By Sofia Menchu
CHICUZ, Guatemala (Reuters) – Matilde Ical Chen was toasting tortillas over a wood fire for the midday meal when the landslide ripped through the Guatemalan Mayan indigenous village of Queja, burying her mother, sisters and grandparents in a torrent of liquid earth and rock.
Ical Chen, 49, grabbed her husband and six small children and ran, barely surviving a fall into a ravine, she told Reuters in Chicuz, a hamlet three hours on foot from Queja, where she and hundreds of other survivors are now sheltered in a primary school after Thursday’s disaster.
“My mother was buried, along with my sisters, their husbands, the whole family, even the grandparents,” Ical Chen said though an interpreter, counting approximately 30 family members who did not escape the mud that rescuers say is up to 50 feet (15 meters) deep.
“We have food here, but I can’t eat for the worry,” she said, clutching a scarf as tears ran down her cheeks.
A deluge linked to storm Eta killed dozens and caused devastation from Panama to Mexico last week. But perhaps nowhere was harder hit than Guatemala, where poor Mayan villages precariously perched on lush mountainsides are susceptible to landslides.

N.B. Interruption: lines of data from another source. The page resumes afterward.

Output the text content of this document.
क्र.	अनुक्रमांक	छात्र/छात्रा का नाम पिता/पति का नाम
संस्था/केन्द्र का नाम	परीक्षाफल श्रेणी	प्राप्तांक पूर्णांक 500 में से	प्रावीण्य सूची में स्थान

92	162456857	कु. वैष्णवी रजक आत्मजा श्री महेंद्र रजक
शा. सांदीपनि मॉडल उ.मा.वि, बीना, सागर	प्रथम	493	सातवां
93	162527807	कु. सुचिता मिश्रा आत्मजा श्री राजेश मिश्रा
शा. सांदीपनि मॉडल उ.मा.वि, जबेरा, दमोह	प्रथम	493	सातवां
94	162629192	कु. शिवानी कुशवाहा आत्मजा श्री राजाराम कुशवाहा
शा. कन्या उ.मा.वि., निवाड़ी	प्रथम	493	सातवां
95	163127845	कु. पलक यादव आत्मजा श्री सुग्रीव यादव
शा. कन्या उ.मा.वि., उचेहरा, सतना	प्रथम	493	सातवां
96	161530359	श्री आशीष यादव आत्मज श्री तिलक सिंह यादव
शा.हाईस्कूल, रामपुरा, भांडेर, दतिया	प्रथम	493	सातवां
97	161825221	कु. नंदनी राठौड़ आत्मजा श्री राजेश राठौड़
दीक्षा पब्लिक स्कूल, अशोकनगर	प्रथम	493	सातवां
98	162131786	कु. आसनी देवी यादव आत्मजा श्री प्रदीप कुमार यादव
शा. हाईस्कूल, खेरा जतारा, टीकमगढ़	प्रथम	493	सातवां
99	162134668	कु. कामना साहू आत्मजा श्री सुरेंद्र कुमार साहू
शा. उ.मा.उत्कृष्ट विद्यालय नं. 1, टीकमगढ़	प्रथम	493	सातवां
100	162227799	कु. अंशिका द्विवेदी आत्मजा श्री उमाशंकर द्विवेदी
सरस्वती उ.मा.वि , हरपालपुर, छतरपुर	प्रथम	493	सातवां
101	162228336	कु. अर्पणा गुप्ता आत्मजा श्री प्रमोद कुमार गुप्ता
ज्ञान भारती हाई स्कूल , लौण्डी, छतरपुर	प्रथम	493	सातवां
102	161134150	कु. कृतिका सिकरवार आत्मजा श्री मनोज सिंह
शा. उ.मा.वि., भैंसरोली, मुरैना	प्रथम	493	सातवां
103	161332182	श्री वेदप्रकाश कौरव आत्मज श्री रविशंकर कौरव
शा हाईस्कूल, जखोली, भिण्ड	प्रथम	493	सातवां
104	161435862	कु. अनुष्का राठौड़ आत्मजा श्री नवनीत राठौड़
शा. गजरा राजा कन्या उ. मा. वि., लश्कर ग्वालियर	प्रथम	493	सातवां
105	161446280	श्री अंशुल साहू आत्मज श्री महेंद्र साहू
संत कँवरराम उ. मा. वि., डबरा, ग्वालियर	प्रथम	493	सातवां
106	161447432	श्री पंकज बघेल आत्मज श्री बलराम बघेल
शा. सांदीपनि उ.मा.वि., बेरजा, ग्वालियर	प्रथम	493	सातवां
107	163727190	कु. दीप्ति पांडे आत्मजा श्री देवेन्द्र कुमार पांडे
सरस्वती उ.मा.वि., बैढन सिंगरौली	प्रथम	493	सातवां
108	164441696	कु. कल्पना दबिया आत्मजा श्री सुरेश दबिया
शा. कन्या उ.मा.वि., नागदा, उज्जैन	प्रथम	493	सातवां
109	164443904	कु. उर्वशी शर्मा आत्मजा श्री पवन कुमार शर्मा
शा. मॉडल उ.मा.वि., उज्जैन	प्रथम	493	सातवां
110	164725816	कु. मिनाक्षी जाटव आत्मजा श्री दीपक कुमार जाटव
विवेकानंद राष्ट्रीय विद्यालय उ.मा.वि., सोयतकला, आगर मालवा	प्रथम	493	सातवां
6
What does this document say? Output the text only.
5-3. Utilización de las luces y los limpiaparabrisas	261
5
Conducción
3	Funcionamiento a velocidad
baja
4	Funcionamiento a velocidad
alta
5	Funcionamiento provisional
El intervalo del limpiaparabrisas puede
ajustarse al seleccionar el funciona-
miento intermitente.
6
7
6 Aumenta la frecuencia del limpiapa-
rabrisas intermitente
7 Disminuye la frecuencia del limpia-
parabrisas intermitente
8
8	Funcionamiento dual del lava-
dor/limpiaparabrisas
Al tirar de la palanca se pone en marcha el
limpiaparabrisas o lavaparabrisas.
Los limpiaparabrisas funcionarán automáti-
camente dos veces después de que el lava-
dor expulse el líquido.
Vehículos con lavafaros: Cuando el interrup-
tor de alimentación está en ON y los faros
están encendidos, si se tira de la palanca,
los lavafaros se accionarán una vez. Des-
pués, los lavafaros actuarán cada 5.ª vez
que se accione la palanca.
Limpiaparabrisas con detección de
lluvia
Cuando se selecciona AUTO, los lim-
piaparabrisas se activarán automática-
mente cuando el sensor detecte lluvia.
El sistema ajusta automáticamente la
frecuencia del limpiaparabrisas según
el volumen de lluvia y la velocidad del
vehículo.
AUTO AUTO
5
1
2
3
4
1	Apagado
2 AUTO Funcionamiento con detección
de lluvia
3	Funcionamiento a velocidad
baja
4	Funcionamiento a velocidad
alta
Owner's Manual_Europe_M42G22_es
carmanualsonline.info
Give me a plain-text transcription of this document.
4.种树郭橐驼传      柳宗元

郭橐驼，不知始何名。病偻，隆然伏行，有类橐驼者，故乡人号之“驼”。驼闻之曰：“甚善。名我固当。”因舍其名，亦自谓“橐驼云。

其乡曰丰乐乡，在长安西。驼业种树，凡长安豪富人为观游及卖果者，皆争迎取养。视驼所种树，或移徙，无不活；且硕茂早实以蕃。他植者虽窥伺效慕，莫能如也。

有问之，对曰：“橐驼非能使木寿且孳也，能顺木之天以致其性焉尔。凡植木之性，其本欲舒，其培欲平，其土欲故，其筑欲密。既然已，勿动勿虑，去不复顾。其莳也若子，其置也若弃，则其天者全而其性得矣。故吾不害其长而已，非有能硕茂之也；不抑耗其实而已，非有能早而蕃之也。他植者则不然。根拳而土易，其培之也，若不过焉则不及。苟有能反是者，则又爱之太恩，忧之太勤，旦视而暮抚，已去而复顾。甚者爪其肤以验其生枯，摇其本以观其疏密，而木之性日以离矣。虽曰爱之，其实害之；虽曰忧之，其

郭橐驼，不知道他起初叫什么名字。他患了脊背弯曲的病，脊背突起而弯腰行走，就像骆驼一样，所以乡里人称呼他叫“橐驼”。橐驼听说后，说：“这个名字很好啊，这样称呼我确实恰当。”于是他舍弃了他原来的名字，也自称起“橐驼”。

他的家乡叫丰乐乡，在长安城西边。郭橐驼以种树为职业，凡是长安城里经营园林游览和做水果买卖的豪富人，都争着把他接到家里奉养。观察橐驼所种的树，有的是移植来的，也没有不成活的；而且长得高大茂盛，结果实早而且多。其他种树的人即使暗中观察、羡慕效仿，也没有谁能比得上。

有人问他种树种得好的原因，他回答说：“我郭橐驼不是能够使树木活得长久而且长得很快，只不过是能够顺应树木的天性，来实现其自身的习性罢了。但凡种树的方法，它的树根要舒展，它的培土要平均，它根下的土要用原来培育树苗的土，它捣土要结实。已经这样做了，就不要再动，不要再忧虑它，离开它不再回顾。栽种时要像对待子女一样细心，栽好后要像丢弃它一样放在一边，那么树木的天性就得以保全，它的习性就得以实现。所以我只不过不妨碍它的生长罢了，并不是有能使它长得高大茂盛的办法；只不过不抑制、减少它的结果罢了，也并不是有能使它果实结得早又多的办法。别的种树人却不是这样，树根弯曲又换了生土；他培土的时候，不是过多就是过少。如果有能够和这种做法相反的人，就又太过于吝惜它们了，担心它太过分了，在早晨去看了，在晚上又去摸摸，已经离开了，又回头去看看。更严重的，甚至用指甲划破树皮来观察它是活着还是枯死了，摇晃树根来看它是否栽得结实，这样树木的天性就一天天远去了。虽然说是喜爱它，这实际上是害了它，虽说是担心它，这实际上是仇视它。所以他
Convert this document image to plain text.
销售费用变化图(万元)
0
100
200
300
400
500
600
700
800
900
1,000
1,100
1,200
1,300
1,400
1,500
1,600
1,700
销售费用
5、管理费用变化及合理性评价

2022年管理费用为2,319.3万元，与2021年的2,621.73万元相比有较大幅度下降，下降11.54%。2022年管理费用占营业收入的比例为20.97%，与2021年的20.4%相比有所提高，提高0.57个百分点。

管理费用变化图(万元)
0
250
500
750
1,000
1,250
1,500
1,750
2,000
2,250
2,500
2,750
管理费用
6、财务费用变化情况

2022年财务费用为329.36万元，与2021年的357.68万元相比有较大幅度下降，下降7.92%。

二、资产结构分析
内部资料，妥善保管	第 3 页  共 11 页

Rescuers say they may never know how many people were buried in the mud in Queja, about 200 km (125 miles) from Guatemala City. The government has estimated up to 150 lives lost.
But braving loose ground and new landslides that made rescue work perilous, survivors returned on Sunday desperately looking for relatives and scant belongings – clothes, a little food, their livestock.
With the first break from days of relentless rain allowing more access, helicopters buzzed in and out of the village and surrounding hamlets, bringing supplies and rescue workers who recovered at least six bodies, even as new landslides endangered more lives.
At least two people were killed when a light aircraft carrying humanitarian aid for the disaster area crashed in Guatemala City, while another helicopter was forced to make an emergency landing.
Rolando Cal was among the survivors who made the treacherous trek back to Queja, a Poqomchi’ Mayan settlement of about 1,300 people, searching for any of his 23 relatives lost in the mud when the mountainside collapsed after days of rain.
“This is where my whole family and my home were destroyed,” Cal said, pointing to a pile of rubble where his house once stood, a vast gash of bare earth stark against the lush landscape and remaining houses beyond.
“I no longer have a place to live,” said Cal, who walked into Queja on Sunday from neighboring Santa Elena, where he has found shelter. “Without food, without money. I’m miserable.”
When a helicopter carrying supplies organized by a retired general, Francisco Mus, arrived in Chicuz, survivors huddled in the schoolyard ran out, desperate for possible news of loved ones left behind. Among some 450 people sheltered at the school, many were saved by Chicuz residents who risked their own lives to clamber into gullies and pull stranded families up with ropes, village official Raul Gualin said.
Bedraggled, and with only the clothes on her back, Ical Chen said she was grateful to the village for taking her in. She too thinks she, her husband and children will not return to Queja now, or maybe ever.
“We will try to find refuge in another place, and not go back there,” she said. “I lost my whole family.”